Consoladora como las palabras que se dicen a un moribundo. Tienes algo podrido
detrás del ombligo. Y eso tritura como un puré tus vísceras, haciéndote blanda,
muy blanda en el centro. Aunque no he logrado arrancar el velo que cubre tu
espalda y que parece tener la propiedad de invisivilizar el dolor de tus
nervios, ese dolor subterráneo que se confunde con tu aliento, he persistido –con
intención buena y, por eso, inoculada de sadismo- en el error de imaginarme una
especie de médico. Mi tratamiento consistió en periódicas purgas, lavativas
lascivas y hemorragias de carnicero. Lo siento. Lo hice para cerciorarme de que
tu exposición fuese grosera y eterna, de que no cicatrizaran tus heridas.

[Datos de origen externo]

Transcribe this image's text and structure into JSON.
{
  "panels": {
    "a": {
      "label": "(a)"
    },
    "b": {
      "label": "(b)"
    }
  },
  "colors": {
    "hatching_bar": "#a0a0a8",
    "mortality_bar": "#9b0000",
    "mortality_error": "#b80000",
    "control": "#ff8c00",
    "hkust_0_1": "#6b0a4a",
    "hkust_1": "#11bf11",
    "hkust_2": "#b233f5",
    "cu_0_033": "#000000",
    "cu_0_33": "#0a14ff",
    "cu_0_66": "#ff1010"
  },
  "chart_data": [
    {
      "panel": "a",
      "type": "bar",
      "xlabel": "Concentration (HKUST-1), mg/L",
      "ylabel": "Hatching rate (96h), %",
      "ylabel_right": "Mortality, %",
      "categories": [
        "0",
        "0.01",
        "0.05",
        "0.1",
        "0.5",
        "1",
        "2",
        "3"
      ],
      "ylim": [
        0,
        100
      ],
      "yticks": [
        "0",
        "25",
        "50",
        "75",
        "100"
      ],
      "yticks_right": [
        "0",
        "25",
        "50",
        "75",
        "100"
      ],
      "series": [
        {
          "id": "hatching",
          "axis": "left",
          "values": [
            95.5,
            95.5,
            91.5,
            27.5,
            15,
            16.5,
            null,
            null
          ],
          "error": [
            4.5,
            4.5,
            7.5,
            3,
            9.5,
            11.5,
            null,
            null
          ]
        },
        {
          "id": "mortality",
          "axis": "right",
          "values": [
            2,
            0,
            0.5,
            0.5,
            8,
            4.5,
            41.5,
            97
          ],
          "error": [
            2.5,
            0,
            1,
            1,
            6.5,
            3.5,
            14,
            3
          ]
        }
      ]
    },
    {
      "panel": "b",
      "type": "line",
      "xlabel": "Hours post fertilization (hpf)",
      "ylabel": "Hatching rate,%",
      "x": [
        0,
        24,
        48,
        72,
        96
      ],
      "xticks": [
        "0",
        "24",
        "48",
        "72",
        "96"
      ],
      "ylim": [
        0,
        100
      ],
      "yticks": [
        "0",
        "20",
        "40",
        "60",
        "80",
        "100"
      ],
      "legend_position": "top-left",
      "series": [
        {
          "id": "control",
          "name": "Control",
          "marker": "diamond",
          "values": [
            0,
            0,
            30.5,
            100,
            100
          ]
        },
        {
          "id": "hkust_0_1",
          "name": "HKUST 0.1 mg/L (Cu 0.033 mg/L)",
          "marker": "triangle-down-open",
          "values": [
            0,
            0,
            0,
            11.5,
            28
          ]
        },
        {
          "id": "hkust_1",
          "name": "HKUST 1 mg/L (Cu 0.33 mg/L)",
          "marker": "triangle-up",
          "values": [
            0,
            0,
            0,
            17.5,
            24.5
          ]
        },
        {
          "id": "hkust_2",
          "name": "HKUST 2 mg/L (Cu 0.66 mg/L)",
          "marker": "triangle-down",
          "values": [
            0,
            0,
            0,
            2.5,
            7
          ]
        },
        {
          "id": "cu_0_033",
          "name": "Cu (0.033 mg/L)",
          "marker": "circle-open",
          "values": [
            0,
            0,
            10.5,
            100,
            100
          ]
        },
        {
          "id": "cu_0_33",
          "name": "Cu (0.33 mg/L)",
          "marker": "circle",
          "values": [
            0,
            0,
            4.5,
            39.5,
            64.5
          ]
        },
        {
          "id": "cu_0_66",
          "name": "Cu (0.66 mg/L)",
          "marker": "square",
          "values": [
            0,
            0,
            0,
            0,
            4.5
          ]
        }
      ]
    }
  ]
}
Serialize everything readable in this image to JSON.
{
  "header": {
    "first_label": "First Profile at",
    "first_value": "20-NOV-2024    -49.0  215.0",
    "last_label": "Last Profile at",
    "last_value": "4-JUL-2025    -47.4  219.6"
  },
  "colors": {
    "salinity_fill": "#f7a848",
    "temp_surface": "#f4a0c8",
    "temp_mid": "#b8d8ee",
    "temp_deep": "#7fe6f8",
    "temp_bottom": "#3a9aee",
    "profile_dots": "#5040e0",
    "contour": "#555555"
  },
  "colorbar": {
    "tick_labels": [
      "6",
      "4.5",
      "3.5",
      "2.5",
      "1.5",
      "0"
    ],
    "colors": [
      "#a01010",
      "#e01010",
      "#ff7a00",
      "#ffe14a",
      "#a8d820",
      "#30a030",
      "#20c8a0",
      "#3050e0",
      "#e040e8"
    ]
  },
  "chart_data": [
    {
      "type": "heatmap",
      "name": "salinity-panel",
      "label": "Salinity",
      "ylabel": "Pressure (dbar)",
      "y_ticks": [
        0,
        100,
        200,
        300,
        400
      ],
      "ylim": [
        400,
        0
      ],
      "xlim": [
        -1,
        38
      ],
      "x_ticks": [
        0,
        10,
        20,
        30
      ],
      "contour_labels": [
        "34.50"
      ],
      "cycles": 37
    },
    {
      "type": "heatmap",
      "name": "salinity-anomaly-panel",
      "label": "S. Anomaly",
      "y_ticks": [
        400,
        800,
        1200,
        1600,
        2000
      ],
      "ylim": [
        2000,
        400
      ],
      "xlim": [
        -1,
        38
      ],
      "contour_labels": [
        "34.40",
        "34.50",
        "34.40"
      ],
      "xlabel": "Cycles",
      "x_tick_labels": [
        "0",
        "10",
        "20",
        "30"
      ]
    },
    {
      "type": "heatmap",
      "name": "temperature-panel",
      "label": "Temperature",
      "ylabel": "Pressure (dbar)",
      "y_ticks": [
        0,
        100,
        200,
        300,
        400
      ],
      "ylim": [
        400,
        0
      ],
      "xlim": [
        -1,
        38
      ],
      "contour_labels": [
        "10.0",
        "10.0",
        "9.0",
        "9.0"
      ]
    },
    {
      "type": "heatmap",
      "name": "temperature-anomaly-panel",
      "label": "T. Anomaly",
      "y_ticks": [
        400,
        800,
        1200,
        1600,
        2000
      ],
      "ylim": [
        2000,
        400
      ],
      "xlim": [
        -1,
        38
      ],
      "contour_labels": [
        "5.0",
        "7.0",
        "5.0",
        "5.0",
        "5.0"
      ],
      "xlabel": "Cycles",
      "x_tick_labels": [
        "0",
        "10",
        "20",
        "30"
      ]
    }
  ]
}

Es probable que lo intuyeras
desde un inicio y que por eso no consintieras jamás en reunirte con el estrecho
círculo de mis conocidos. Te aterraba
la imagen de tu humillación reflejada en la pupila de un igual-mío, porque las
afinidades son electivas y se basan en la concordancia de modales y ocios. Y mi
recreo favorito eran las autopsias públicas. Con lo que hacías lo correcto al
suponer a que juego buscaba someterte, con qué afilados cuchillos desmembraría
tu cuerpo y qué palabras hirientes emplearía para comentar su condición de
carne: el lenguaje aséptico de una partida de violadores que, ya lejos del
escenario de su brutal crimen, discrepan sobre el color de los fluidos y la
viscosidad de los innumerables gusanillos que germinaron del sexo de la
quinceañera muerta a la mitad del páramo yermo.
VI
Sé que tienes más de treinta
años y que también estudiaste en San Marcos. Sé que tu madre –o tu padre- está
algo enferma y que la visitas los domingos. Sé que te gusta caminar hacia tu
casa cuando sales temprano del trabajo. Sé que enloqueces sosegadamente con la
trova y que no tienes hermanos. Sé que, en cambio, tienes un problema –nada
serio- en la columna y que, por justificar tu aversión a la tauromaquia, has incurrido
en el pecado de los vegetarianos. Sé que han pasado varios camioneros por tu
vida, incluyendo a M. Sé que amas a Sábato.
Intuyo que has dormido en
bancas de iglesia y que, en alguna de ellas, has recibido un abrazo lascivo.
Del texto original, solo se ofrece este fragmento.